The problematic casting of Julianne Moore also fits under this heading.  Moore’s a fine actress, and she definitely gives it a go, but in contrast to the demure strength and beauty that Jodie Foster brought to the role, Moore is a complete mismatch for this character.  Foster’s Starling was never not attractive, and never not a woman, but her place in her world always weighed on her; she carried herself as a woman that wanted to suppress who (and what) she was expected to be.  Even accounting for the time lapsed between the end of Silence and where Hannibal picks up, the contrast between the two versions of the character is unavoidably sharp. Even at her most unbecoming, Moore’s Starling looks (and carries herself) like she’s one moist towelette away from being ready for another Revlon commercial shoot, all style and no substance. That the film ends with her slinking (or, to be more accurate, stumbling) around in an evening gown seems to be there solely to play up the incongruity between actress and character. The plot doesn’t help much, either; where Silence worked hard to make it seem plausible that Starling (and friends) could stand toe-to-toe with a super-genius like Lecter, Hannibal has Starling mostly at the mercy of either Lecter or the FBI, helpless to do anything except react to what’s happening around her.  The decision to feature bits of dialogue from Silence (in the form of tapes from Dr. Chilton) with Moore reading Foster’s lines only goes to further highlight where the choices made with the Clarice Starling in Hannibal went off the rails.
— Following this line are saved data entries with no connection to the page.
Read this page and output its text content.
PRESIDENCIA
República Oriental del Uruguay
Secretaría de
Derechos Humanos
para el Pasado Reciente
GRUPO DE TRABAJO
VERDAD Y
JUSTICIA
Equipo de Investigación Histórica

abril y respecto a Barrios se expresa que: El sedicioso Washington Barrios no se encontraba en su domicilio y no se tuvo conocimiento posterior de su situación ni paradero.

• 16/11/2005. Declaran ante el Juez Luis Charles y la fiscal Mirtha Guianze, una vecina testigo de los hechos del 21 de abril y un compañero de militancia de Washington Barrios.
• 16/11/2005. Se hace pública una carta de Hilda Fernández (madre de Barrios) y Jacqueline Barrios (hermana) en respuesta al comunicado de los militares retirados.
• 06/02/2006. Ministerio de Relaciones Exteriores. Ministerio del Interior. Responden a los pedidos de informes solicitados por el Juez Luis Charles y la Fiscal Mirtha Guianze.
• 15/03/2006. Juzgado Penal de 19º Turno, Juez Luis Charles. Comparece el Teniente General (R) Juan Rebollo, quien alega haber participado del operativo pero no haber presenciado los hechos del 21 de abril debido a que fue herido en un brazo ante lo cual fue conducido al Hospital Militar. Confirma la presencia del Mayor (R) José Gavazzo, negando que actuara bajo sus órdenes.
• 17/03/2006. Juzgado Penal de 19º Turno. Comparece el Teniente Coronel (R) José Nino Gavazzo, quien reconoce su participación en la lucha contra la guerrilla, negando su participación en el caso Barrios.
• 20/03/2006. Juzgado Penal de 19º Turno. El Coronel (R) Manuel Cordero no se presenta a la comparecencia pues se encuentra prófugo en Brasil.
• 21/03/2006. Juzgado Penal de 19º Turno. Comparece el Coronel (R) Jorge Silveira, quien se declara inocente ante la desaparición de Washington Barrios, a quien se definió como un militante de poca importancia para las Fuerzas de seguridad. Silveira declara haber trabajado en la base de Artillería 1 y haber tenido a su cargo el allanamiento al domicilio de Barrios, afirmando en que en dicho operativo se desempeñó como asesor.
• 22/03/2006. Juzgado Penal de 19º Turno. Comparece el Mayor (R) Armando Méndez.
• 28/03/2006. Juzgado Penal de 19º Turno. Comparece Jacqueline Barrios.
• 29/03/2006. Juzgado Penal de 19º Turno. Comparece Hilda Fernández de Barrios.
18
And, of course, there’s the game attempt to turn Lecter into an honest-to-goodness anti-hero.  If Lecter were a Marvel Comics character from the 1980s, there’d no doubt be a slew of failed attempts to launch a monthly series depicting the good doctor as a proto-Dexter Morgan, avenging the rights of the wronged (and pleasing his refined palette) in his own indomitable way.  There were hints of this “redemption” in Silence, what with the film ending with him on the trail of his captor, the loathsome Dr. Chilton.  Even the deaths of the security guards could be written off by pro-Lecterites as justified, given he was merely trying to escape his cruel fate.  Of course, his cruel fate came as the result of his ghastly crimes against his patients, but there’s no need to let facts get in the way of a good cause.
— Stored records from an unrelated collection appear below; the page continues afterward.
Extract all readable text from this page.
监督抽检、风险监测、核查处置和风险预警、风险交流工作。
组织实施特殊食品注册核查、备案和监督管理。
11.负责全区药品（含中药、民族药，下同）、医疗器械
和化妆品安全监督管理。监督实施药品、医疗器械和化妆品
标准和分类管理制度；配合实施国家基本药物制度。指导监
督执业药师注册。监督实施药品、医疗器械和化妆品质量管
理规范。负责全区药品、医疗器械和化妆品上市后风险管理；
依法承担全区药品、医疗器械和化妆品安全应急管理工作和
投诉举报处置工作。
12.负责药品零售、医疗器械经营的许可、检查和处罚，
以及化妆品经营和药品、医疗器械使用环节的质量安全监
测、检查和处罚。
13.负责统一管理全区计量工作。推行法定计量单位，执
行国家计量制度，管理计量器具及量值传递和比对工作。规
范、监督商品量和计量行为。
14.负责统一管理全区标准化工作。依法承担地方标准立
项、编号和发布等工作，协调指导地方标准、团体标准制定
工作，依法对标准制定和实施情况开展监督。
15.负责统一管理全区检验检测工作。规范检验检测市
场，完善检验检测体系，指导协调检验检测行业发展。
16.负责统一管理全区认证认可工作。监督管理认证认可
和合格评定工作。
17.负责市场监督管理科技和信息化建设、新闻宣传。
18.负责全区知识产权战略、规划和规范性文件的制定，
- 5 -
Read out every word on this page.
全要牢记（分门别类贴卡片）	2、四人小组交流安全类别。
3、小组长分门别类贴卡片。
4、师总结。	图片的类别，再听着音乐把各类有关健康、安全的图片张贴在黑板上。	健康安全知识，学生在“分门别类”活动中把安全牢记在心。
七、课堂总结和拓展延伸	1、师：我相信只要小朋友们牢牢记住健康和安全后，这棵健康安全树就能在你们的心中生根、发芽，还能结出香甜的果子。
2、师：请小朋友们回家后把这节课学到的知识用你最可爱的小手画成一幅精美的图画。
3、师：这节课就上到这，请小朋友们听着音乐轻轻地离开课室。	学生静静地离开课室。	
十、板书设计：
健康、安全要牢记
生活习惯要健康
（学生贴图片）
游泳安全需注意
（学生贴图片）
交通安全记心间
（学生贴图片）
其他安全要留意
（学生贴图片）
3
That’s certainly how Hannibal sees things.  Lecter’s not killing innocent people, he’s dispatching all sorts of sinners to save himself from Verger’s dastardly plans (involving the aforementioned man-eating-pigs).  Don’t forget he also avenges Starling’s wounded womanhood (through the joy of cooking), and frees himself from her dastardly handcuffed clutches by sacrificing his own hand. Not before stealing a kiss from the fair maiden’s lips, of course.  Previously, his flare-ups of dashing charisma were meted out sparingly, as hints of the face he presented to polite society.  Here, where not a moment goes by without Hannibal offering the perfect bon mot or slying winking at his predicaments, the charm wears quite thin.  It’s too appropriate that the film concludes with a smug one-two punch: a one-handed Lecter, on a plane, corrupting a young boy with some sweet bread, and an obnoxiously winsome “ta-ta” from Lecter (from a letter-reading narration earlier in the film) after the final credits have rolled.
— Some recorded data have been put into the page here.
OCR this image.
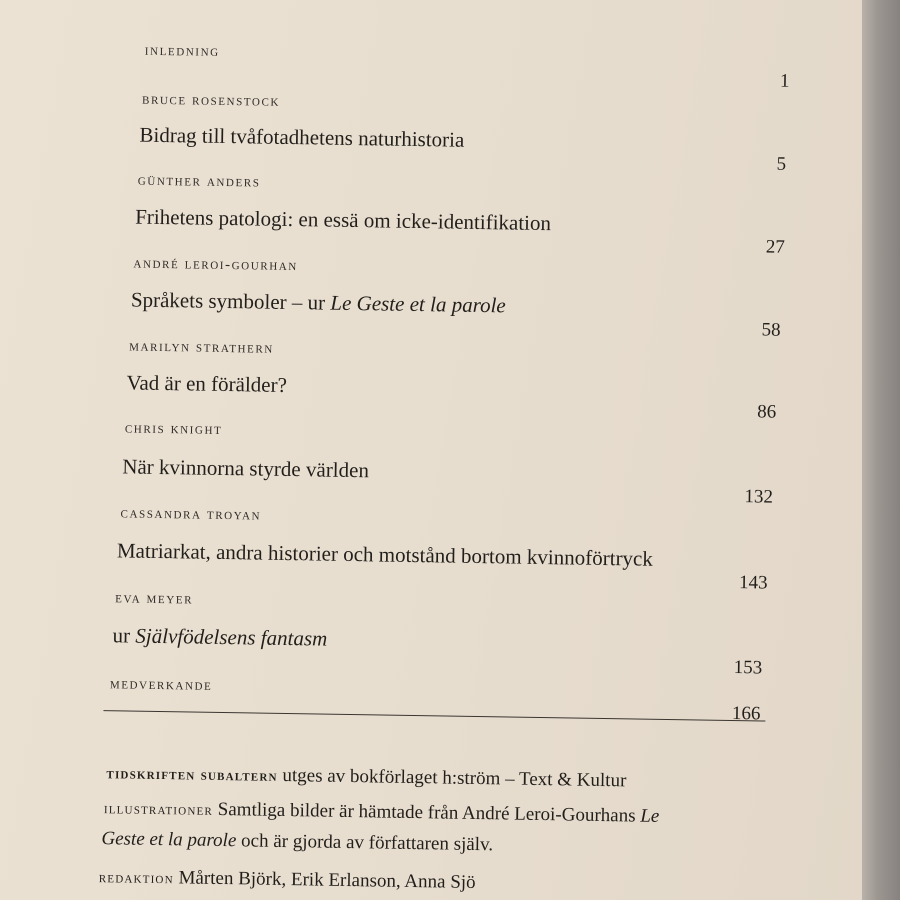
inledning
1
bruce rosenstock
Bidrag till tvåfotadhetens naturhistoria
5
günther anders
Frihetens patologi: en essä om icke-identifikation
27
andré leroi-gourhan
Språkets symboler – ur Le Geste et la parole
58
marilyn strathern
Vad är en förälder?
86
chris knight
När kvinnorna styrde världen
132
cassandra troyan
Matriarkat, andra historier och motstånd bortom kvinnoförtryck
143
eva meyer
ur Självfödelsens fantasm
153
medverkande
166
tidskriften subaltern utges av bokförlaget h:ström – Text & Kultur
illustrationer Samtliga bilder är hämtade från André Leroi-Gourhans Le
Geste et la parole och är gjorda av författaren själv.
redaktion Mårten Björk, Erik Erlanson, Anna Sjö
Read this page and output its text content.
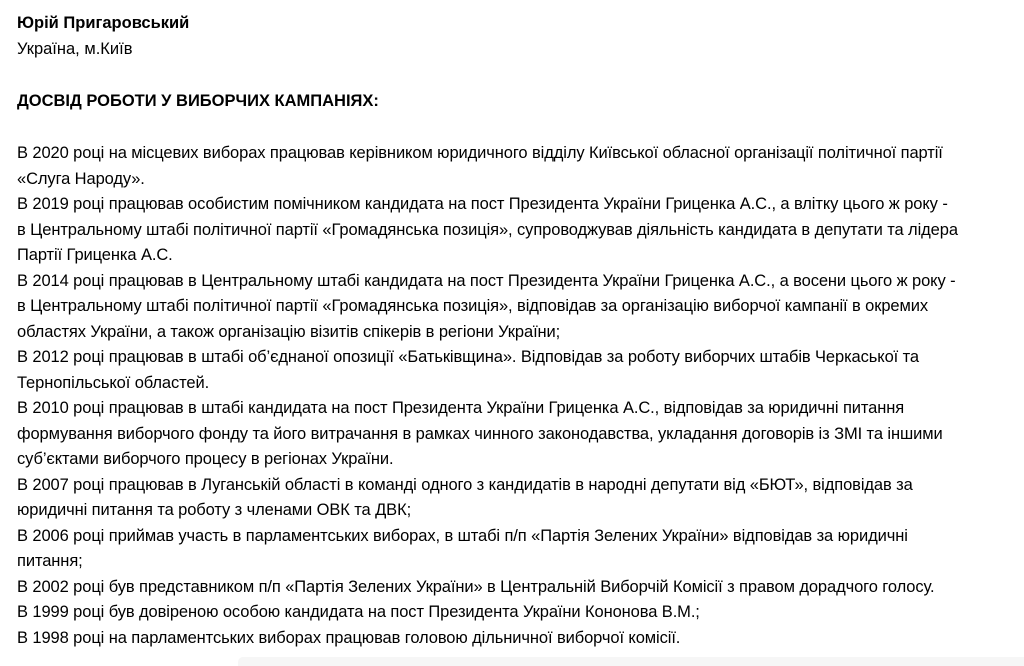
Юрій Пригаровський
Україна, м.Київ
ДОСВІД РОБОТИ У ВИБОРЧИХ КАМПАНІЯХ:
В 2020 році на місцевих виборах працював керівником юридичного відділу Київської обласної організації політичної партії
«Слуга Народу».
В 2019 році працював особистим помічником кандидата на пост Президента України Гриценка А.С., а влітку цього ж року -
в Центральному штабі політичної партії «Громадянська позиція», супроводжував діяльність кандидата в депутати та лідера
Партії Гриценка А.С.
В 2014 році працював в Центральному штабі кандидата на пост Президента України Гриценка А.С., а восени цього ж року -
в Центральному штабі політичної партії «Громадянська позиція», відповідав за організацію виборчої кампанії в окремих
областях України, а також організацію візитів спікерів в регіони України;
В 2012 році працював в штабі об’єднаної опозиції «Батьківщина». Відповідав за роботу виборчих штабів Черкаської та
Тернопільської областей.
В 2010 році працював в штабі кандидата на пост Президента України Гриценка А.С., відповідав за юридичні питання
формування виборчого фонду та його витрачання в рамках чинного законодавства, укладання договорів із ЗМІ та іншими
суб’єктами виборчого процесу в регіонах України.
В 2007 році працював в Луганській області в команді одного з кандидатів в народні депутати від «БЮТ», відповідав за
юридичні питання та роботу з членами ОВК та ДВК;
В 2006 році приймав участь в парламентських виборах, в штабі п/п «Партія Зелених України» відповідав за юридичні
питання;
В 2002 році був представником п/п «Партія Зелених України» в Центральній Виборчій Комісії з правом дорадчого голосу.
В 1999 році був довіреною особою кандидата на пост Президента України Кононова В.М.;
В 1998 році на парламентських виборах працював головою дільничної виборчої комісії.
There’s a shot, after the man-eating pig debacle (and bless the filmmaker that can make that sort of contrivance work) (shout-out to David Milch), of Lecter in silhouette, kicking open the doors of the barn, carrying Starling in his arms to “safety.”  It’s undoubtedly meant to recall the image of a more famous misunderstood monster, the Universal Studios version of Frankenstein.  But Frankenstein’s monster, by its very nature, is sympathetic; it’s a creature that didn’t ask to be born, created by a megalomaniac unconcerned with its well-being, lost in a world that it doesn’t understand.  That (from what I’ve read) Hannibal Rising tries to further the efforts of this book / film and paint Lecter in a similar light isn’t just laughable; it’s an outright betrayal of what made the character (and his fictional world) worth a damn in the first place.